What about other dimension reduction methods?

## SparcePCA

In [None]:
#| error: true

s_pca = SparsePCA(n_components=n_components)
df_s_pca = s_pca.fit(df.????[:, 0:11])

In [None]:
#| error: true

df_s_pca_vals = s_pca.fit_?????????(df.iloc[:, 0:11])
df['c1 spca'] = [item[0] for item in df_s_pca_vals]
df['c2 spca'] = [item[1] for item in df_s_pca_vals]

In [None]:
#| error: true

sns.scatterplot(data = df, x = 'c1 spca', y = 'c2 spca', hue = 'quality')

## tSNE

In [None]:
#| error: true

tsne_model = TSNE(n_components=n_components)
df_tsne = tsne_model.fit(df.iloc[:, 0:11])

In [None]:
#| error: true

df_tsne_vals = tsne_model.fit_transform(df.iloc[:, 0:11])
df['c1 tsne'] = [item[0] for item in ??_tsne_vals]
df['c2 tsne'] = [item[1] for item in df_tsne_vals]

In [None]:
#| error: true

# This plot does not look right
# I am not sure why.
sns.scatterplot(data = ??, x = 'c1 tsne', y = 'c1 tsne', hue = 'quality')

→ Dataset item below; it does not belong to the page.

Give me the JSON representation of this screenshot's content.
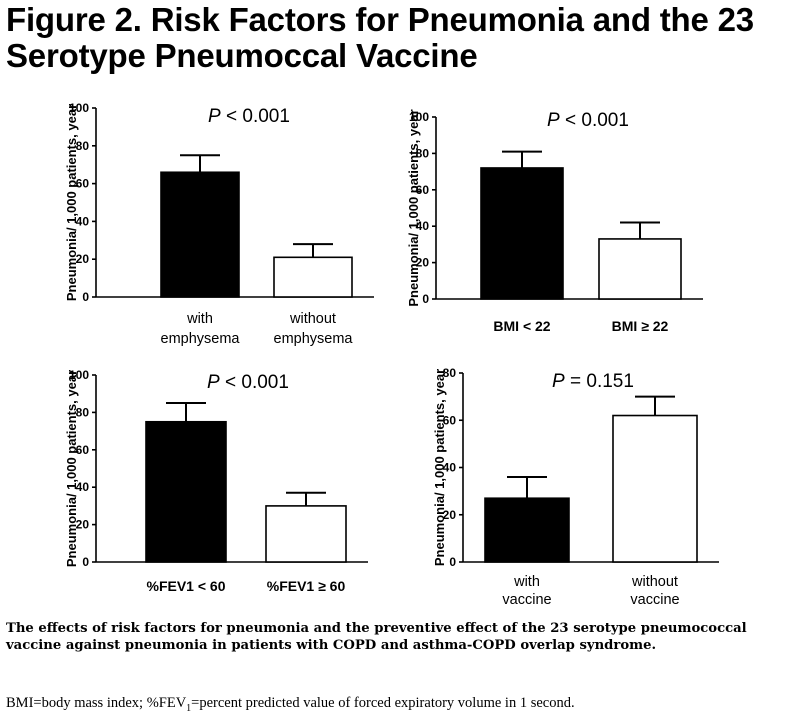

That looks concerning - there is a straight line. It looks like something in the data has caused the model to have issues.

Does normalising the data sort out the issue?

In [None]:
#| error: true

from sklearn.preprocessing import MinMaxScaler
col_names = df.columns
scaled_df =  pd.DataFrame(MinMaxScaler().fit_transform(df))
scaled_df.columns = col_names

In [None]:
#| error: true

tsne_model = TSNE(n_components=n_components)

scaled_df_tsne = tsne_model.fit(scaled_df.iloc[:, 0:11])
scaled_df_tsne_vals = tsne_model.fit_transform(df.iloc[:, 0:11])

scaled_df['c1 tsne'] = [item[0] for item in scaled_df_tsne_vals]
scaled_df['c2 tsne'] = [item[1] for item in scaled_df_tsne_vals]

sns.scatterplot(data = scaled_df, x = 'c1 tsne', y = 'c1 tsne', hue = 'quality')

Normalising the data makes no difference. It could be the model is getting stuck somehow. You could check the various attributes of the tsne fit object (tsne_model.fit), try using only a few columns and search google a lot - this could be a problem other have encountered.

For now, we will use PCA components.

In [None]:
#| error: true

data = {'columns' : df.iloc[:, 0:11].columns,
        'component 1' : df_pca.components_[0],
        'component 2' : df_pca.components_[1]}


loadings = pd.?????????(data)
loadings_sorted = loadings.sort_values(by=['component 1'], ascending=False)
loadings_sorted.iloc[1:10,:]

In [None]:
#| error: true

loadings_sorted = loadings.sort_values(by=['component 2'], ascending=False)
loadings_sorted.iloc[1:10,:]

## Clustering

In [None]:
#| error: true

from sklearn.cluster import KMeans

ks = range(1, 10)
inertias = []
for k in ks:
    # Create a KMeans instance with k clusters: model
    ????? = KMeans(n_clusters=k)
    
    # Fit model to samples
    model.fit(df[['c1', 'c2']])
    
    # Append the inertia to the list of inertias
    inertias.append(model.inertia_)

import matplotlib.pyplot as plt

plt.plot(ks, inertias, '-o', color='black')
plt.xlabel('number of clusters, k')
plt.ylabel('inertia')
plt.xticks(ks)
plt.show()

In [None]:
#| error: true

k_means_3 = KMeans(n_clusters = 3, init = 'random')
k_means_3.fit(df[['c1', 'c2']])
df['Three clusters'] = pd.Series(k_means_3.???????(df[['c1', 'c2']].values), index = df.index)

In [None]:
#| error: true

sns.scatterplot(data = df, x = 'c1', y = 'c2', hue = 'Three clusters')

Consider:

* Is that userful? 
* What might it mean?

Outside of this session you could try normalising the data (centering around the mean), clustering the raw data (and not the projections from PCA), trying to get tSNE working or using different numbers of components.